Toyota Motor Corp. President Akio Toyoda said Wednesday the auto giant aims to earn more than ¥1 trillion in group operating profit as soon as possible as it tries to rebound from a record loss two years ago when it was hit by the global economic downturn and massive recalls.
The world’s biggest automaker will recover to a 5 percent operating profit ratio even if sales decline to 7.5 million units and the yen trades at 85 to the dollar, he said. This compares with the current 2.9 percent based on an average dollar exchange rate of ¥86.

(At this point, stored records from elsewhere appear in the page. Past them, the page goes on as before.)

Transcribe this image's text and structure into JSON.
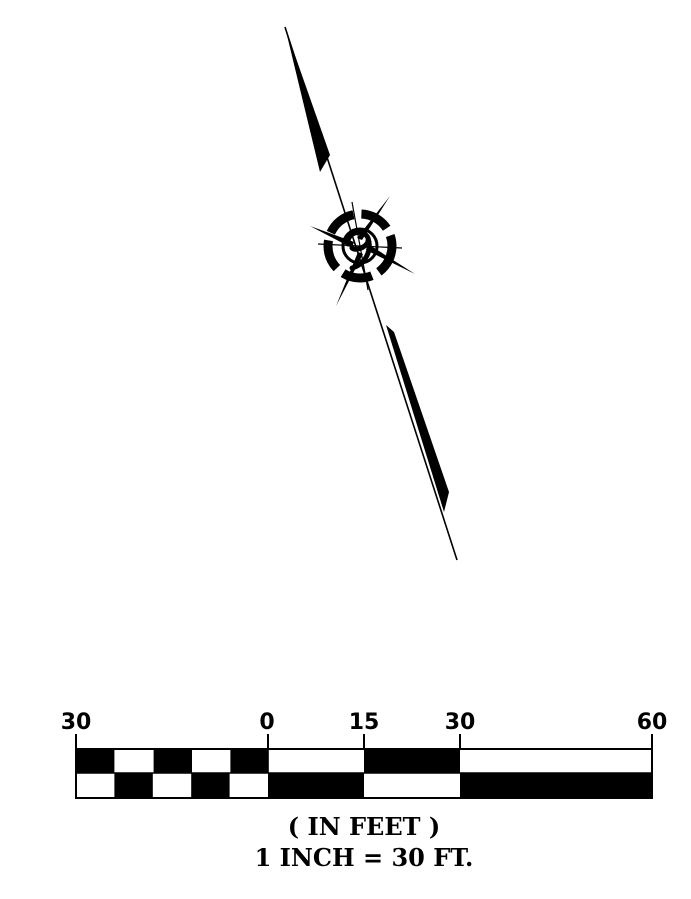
{
  "north_arrow": {
    "icon": "north-arrow-icon",
    "center_symbol": "centerline-icon"
  },
  "scale_bar": {
    "tick_labels": {
      "left_30": "30",
      "zero": "0",
      "fifteen": "15",
      "right_30": "30",
      "sixty": "60"
    },
    "units_label": "( IN FEET )",
    "ratio_label": "1 INCH = 30 FT."
  },
  "colors": {
    "ink": "#000000",
    "paper": "#ffffff"
  }
}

“This goal means we will maintain strong profitability, even if another big economic downturn hits and our sales fall by about 20 percent,” Toyoda said during a news conference in Tokyo trumpeting the company’s “global vision” through 2015.
Signs of recovery have started to appear. On Feb. 8, Toyota boosted its group operating profit forecast by 44.7 percent to ¥550 billion for the business year ending March 31, against a ¥147.5 billion profit in the previous year.
Toyoda said he hopes to see group sales reach around 10 million units by 2015, against the current 8.6 million.
To achieve its profitability goal, the company will focus on emerging markets and fuel-efficient technology. By 2015, Toyota will expand sales in emerging nations so 50 percent of overall sales can come from those nations, against 40 percent in 2010, Toyoda said.
As part of its focus on emerging markets, the carmaker added the Etios compact in India in December. It will try to boost sales in China to 15 percent of overall global sales, Toyoda said, adding his firm will launch 10 hybrid models by 2015.
Toyota will cut its board members to 11 from the current 27 as part of efforts to slim management.
The press conference followed the news March 4 that Standard & Poor’s downgraded Toyota’s long-term credit rating to AA- from AA, citing “weak” profitability.
“The downgrade reflects our opinion that Toyota’s profitability is unlikely to recover in the next one to two years to a level that we view as appropriate for the rating,” S&P said.
Tadashi Usui, senior analyst in charge of the auto industry at Moody’s Investors Service, said Toyota needs to speed up efforts to reach the 5 percent profit ratio ability, overcoming the strong yen and the fallout from the series of recalls related to unintended acceleration.
“Its profitability used to mark nearly 10 percent, but it had been declining,” Usui said.
When Toyota logged a ¥461 billion operating loss two years ago, it was the first time in the postwar period that the company had fallen into the red. It wasn’t easy getting back to profitability amid all of its recalls.
Analysts say Toyota still needs to regain customer trust in North America, which it has relied on as a rich source of operating profit. Toyota’s sales share in the U.S. has hovered at around 15 percent for about a year, down from around 18 percent, Usui said.
To reduce the impact of the yen’s rise against the dollar, Toyota will have to increase overseas production, procure dollar-denominated components or cut various costs in Japan, he added.